2) Globalement, il peut être renvoyé au transfert des soins de santé pénitentiaires au service public fédéral (SPF) Santé publique, dans le cadre duquel un nouveau modèle de soins médicaux de première ligne sera déployé dans un certain nombre de prisons pilotes dès 2023.

Ces dernières années, le SPF Justice a toutefois aussi renforcé toutes les équipes soins dans les prisons, pour les détenus ayant des troubles mentaux et pour les internés, qui séjournent encore dans les sections psychiatriques des prisons.

3) J’ai déjà eu maintes fois l’occasion de le souligner: à la lecture des statistiques du Conseil de l’Europe, on constate que la Belgique est nettement au-dessus de la moyenne des autres pays européens en ce qui concerne la représentation des détenus préventifs au sein de la population pénitentiaire. Dans de telles conditions, je suis favorable à trouver des pistes de solution face à ce problème et ce via des modifications légales si c’est nécessaire.

4) Les prisons évoquées dans le rapport disposent toutes de leur propre programme de la journée et de leur propre offre. Outre les activités communes comme le préau, les activités individuelles ou de groupe, il est également prévu du travail et un accès à des activités organisées par des externes. De cette manière, le programme fixe de la journée, avec des heures supplémentaires en dehors de la cellule, peut être étoffé par un choix personnel des détenus.
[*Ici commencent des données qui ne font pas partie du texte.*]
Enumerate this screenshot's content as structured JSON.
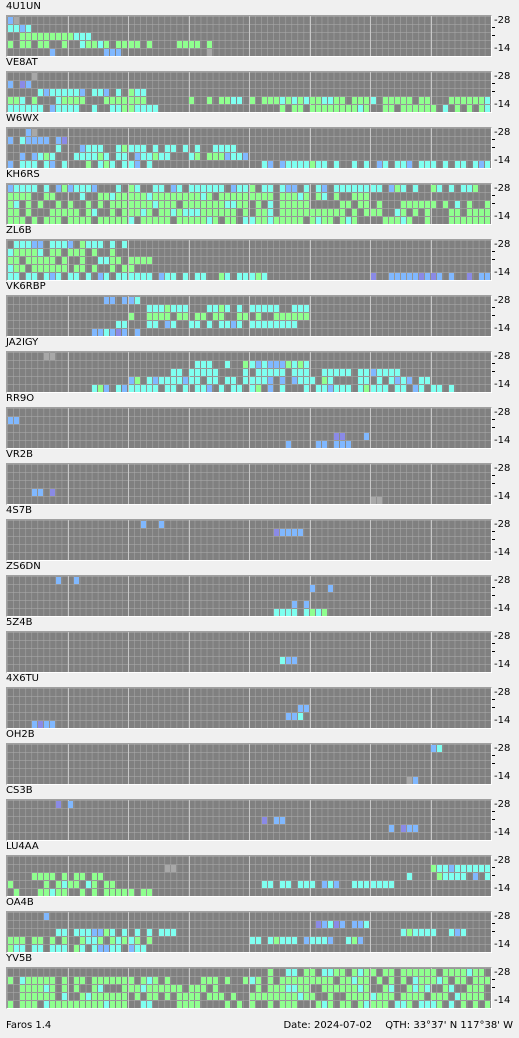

Trois éléments importants ont pour effet d’empêcher que toutes les activités souhaitées puissent avoir lieu.

Premièrement, il y a le sous-effectif du personnel ou les jours de grève qui font que certaines activités proposées dans l’offre doivent être annulées.

Deuxièmement, chaque prison doit utiliser une liste d’attente pour la mise au travail. Malheureusement, tous les détenus qui souhaitent travailler ne peuvent pas être mis au travail immédiatement et ils doivent alors attendre leur tour.

Enfin, la surpopulation, combinée aux deux premiers facteurs, a également pour effet la suppression de certaines activités.